Being 13, with no man to call Daddy is hell. He’s also absent on ‘Bring your dad to school’ days, on birthdays, to tie your shoelaces, knot your ties, help you study, for Father & child sack race, for spelling bee, for math competitions, on graduation ceremonies, to watch TV shows together, have the man-man talk or eat dinner like normal families. Never.
So, you try to give more love. You make him bracelets, buy him handmade cards, try to make a framed painting of him but he destroys them all. He’d rather have you study math than draw and paint.
Now, you’re in search of love, validation, acceptance, anything that would make you feel noticed. You just want this feeling of hurt to go but it’s deeper. High school students have no chill. They acknowledge your brilliance but are also determined to ruin all that’s left of your esteem. Sad thing is, you allow them. The one who should encourage you and to make you better did not even cast a single glance at your schoolwork. Parents make prayers that their wards take after you but you mumble incoherent words under your breath. The one who should say all these, see you for who you are is blind-eyed.

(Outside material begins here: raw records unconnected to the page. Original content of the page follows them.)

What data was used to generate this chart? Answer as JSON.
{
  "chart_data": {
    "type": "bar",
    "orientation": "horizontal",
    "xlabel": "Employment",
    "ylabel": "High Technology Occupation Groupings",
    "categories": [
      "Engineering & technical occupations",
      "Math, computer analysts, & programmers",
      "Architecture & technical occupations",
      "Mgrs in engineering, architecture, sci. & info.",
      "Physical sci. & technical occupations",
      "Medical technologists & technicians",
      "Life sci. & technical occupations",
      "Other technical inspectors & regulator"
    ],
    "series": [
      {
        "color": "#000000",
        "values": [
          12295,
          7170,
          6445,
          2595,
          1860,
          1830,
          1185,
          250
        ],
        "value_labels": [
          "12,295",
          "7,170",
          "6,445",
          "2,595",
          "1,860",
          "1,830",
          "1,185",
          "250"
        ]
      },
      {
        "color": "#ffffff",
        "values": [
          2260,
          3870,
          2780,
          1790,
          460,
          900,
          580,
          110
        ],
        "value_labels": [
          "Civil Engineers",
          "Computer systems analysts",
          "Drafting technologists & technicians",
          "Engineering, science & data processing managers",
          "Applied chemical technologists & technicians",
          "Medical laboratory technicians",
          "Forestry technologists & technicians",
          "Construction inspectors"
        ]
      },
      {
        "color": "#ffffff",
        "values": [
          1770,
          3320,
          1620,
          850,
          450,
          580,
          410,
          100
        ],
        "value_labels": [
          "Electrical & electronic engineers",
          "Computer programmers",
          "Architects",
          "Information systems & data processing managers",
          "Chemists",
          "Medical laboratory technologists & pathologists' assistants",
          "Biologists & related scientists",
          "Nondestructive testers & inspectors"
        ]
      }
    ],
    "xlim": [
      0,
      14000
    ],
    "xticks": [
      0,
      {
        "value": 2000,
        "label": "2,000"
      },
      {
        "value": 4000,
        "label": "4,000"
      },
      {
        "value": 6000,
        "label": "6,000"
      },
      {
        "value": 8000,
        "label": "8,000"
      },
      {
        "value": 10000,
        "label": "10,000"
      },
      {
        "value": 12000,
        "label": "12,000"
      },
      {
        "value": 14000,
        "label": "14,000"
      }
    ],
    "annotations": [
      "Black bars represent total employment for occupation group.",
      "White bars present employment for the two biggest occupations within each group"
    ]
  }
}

So, every passing day, you pray to whichever god exists, that it be his last day. His last breath, because, better dead than absent. But, it never happened. The Supreme one daily squanders your fervour. Isn’t that why he’s called Father?
At 22, you move out of the house. With your monthly income, you get a flat in Yaba. You want to prove so hard to Daddy that you’re not stupid or careless but independent in its real sense. You think he will feel foolish for not being available. But no one ever told you that it comes with its own baggage.
The void you feel when you watch Family TV series is beyond words, reality hits you that you never experienced such. In a quest to heal the scar, to fill the void, you resort to things – sex, drugs, drinks, friends. It didn’t take long to realize that effect was temporal. So, you stop.
You’re numb and can’t love. But it’s not even you. It’s Father. In his silence, he taught you how not to love.
You now realize how much you’ve achieved. You’ve been on every magazine listicle – home and abroad. You’ve tried severally to be good, to be accepted, to be validated. Your package is suave – selfies in the finest of places and with the brightest of smiles – that no one cares to notice the underlying heartaches and loneliness. Your heart longs for home, not the building but the feel of being home. But, Daddy still won’t budge! He won’t apologize for the lifetime of pain he caused you.
You got where you are now completely by yourself. No help, no guidance. No Daddy.
But, you want purpose, you want a deeper meaning, you want life, you want to love and you want to be loved. Your search for what exactly you did wrong provides no results.
Today, you write your will and sign off your properties to the fatherless children, you realize how empty you still feel without his love. Daddy could have been there. He could have loved you, but he chose not to love. He made a choice – to be an absentee Father.
This is for you, Absentee Father – Your child misses the father that you never were.